Farr A. Curlin, MD, co-author of the BMJ study, said the results reflect what he sees in clinical practice.
"In the context of uncertainty about whether any particular treatment will be helpful, it's not uncommon for doctors to encourage patients to try something that's not very high risk, that the patient has some hope in, and that the doctor believes may give the patient some of the placebo response," said Dr. Curlin, assistant professor of medicine at University of Chicago Pritzker School of Medicine.
Some say study misses mark
Many physicians responded online after the BMJ article was published, objecting to how the authors defined placebo treatments.
The study authors are "including many medications that may be traditionally used by physicians but that don't have a strong evidence base for their effectiveness," said Thomas Morgan, MD, assistant professor of pediatrics at the Vanderbilt University School of Medicine in Tennessee, in an AMNews interview. "I'd cite the example of over-the-counter cough and cold medicines as lacking rigorous proof that they're effective, yet some patients swear by them and want them prescribed to them."
Howard Brody, MD, PhD, said such responses are a "rationalization" of deceiving patients. Dr. Brody is a medical ethicist, retired family physician and author of The Placebo Response: How You Can Release the Body's Inner Pharmacy for Better Health.

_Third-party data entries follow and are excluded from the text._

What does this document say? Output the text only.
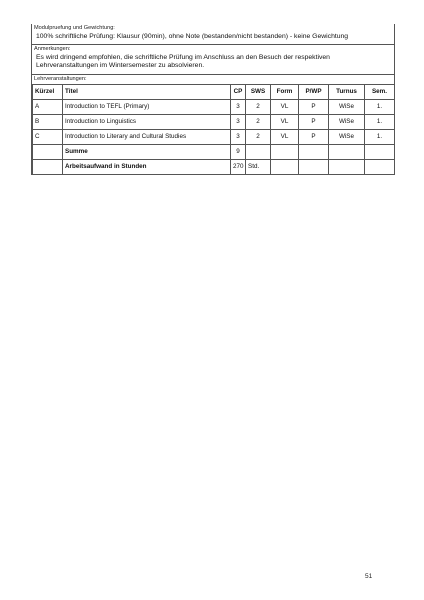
Modulpruefung und Gewichtung:
100% schriftliche Prüfung: Klausur (90min), ohne Note (bestanden/nicht bestanden) - keine Gewichtung
Anmerkungen:
Es wird dringend empfohlen, die schriftliche Prüfung im Anschluss an den Besuch der respektiven Lehrveranstaltungen im Wintersemester zu absolvieren.
Lehrveranstaltungen:
Kürzel	Titel	CP	SWS	Form	P/WP	Turnus	Sem.
A	Introduction to TEFL (Primary)	3	2	VL	P	WiSe	1.
B	Introduction to Linguistics	3	2	VL	P	WiSe	1.
C	Introduction to Literary and Cultural Studies	3	2	VL	P	WiSe	1.
	Summe	9					
	Arbeitsaufwand in Stunden	270	Std.				
51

Doctors have the power to achieve a placebo effect by advising, comforting and reassuring patients, he said.
"The bad news is that because physicians are just so darn rushed in so many medical contexts, we don't have time to do the hard work of creating solid doctor-patient relationships, and we are tempted to use shortcuts that are deceptive," Dr. Brody said. "The harm is low level, but ultimately it's not where we want to be."
AMA Secretary Ardis D. Hoven, MD, said in a statement: "The patient-physician relationship is rooted in trust. A physician should only use placebos with a patient's knowledge and consent; otherwise, that trust is eroded."